A recepção do mito de Édipo torna-se clara nesta narrativa de Aragon através da recepção do romance de Robbe-Grillet Les Gommes. Robbe-Grillet transformou a história de Édipo num romance policial. Muitos dos elementos que tinham sido identificados pelos críticos como alusões ao romance da juventude de Aragon Anicet ou le panorama. Roman tornam-se compreensíveis através da mediação de Les Gommes. Robbe-Grillet desenvolveu a faceta policial do mito de Édipo e chamou a atenção na sua história policial para a relação entre a literatura e a realidade. Aragon volta a tratar em "Oedipe" problemas semelhantes, mas recusando a realidade intratextual acentuada por Robbe-Grillet. Neste contexto surge uma narrativa na qual os diferentes elementos do romance policial são utilizados a negativo. "Oedipe" é assim um modelo do género, já que não se sabe quem foi morto nem por quem. Ao passo que normalmente numa narrativa policial se procura o assassino, aqui é o hipotético assassino quem procura a vítima, o motivo, etc. O assassino não sabe quem é que assassinou, nem o motivo ou o local do crime, nem tem a arma.
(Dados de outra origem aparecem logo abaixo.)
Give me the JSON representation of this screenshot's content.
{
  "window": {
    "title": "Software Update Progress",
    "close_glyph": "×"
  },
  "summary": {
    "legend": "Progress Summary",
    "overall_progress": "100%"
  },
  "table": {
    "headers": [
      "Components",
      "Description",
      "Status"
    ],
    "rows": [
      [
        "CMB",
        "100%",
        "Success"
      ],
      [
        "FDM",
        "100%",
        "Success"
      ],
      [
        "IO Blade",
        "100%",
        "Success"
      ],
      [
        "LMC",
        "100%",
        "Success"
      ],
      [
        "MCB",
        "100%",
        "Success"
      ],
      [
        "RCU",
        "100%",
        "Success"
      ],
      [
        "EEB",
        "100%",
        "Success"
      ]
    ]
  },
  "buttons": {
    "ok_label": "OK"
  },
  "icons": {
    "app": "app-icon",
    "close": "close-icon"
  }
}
Todas as expectativas do leitor em relação à tensão criada no romance policial são frustradas desde o início. O assassino nem sequer é um assassino autêntico, é apenas hipotético, e o leitor pode ler todos os seus pensamentos que andam à volta do problema da ausência dos elementos já enumerados. Todas as hipóteses que Oedipe formula acabam por se revelar falsas (o crítico Delf Schmidt interpreta-as como uma paródia das "cenas falsas" do "Nouveau Roman"). O mito de Édipo, que no seu significado mais profundo é tomado a sério, é parodiado no que respeita a pormenores. O Oedipe de Aragon usa óculos escuros, está cego desde o princípio do conto, procura uma vítima como maneira de recalcar a lembrança de ter assassinado o pai, chama-se Eddy, etc. O autor comenta no texto que nada disto tem qualquer verosimilhança. Assim, a paródia simultânea do mito de Édipo e do romance policial no terceiro "Conto da pasta vermelha" apontam para a mediação do romance Les Gommes de Alain Robbe-Grillet.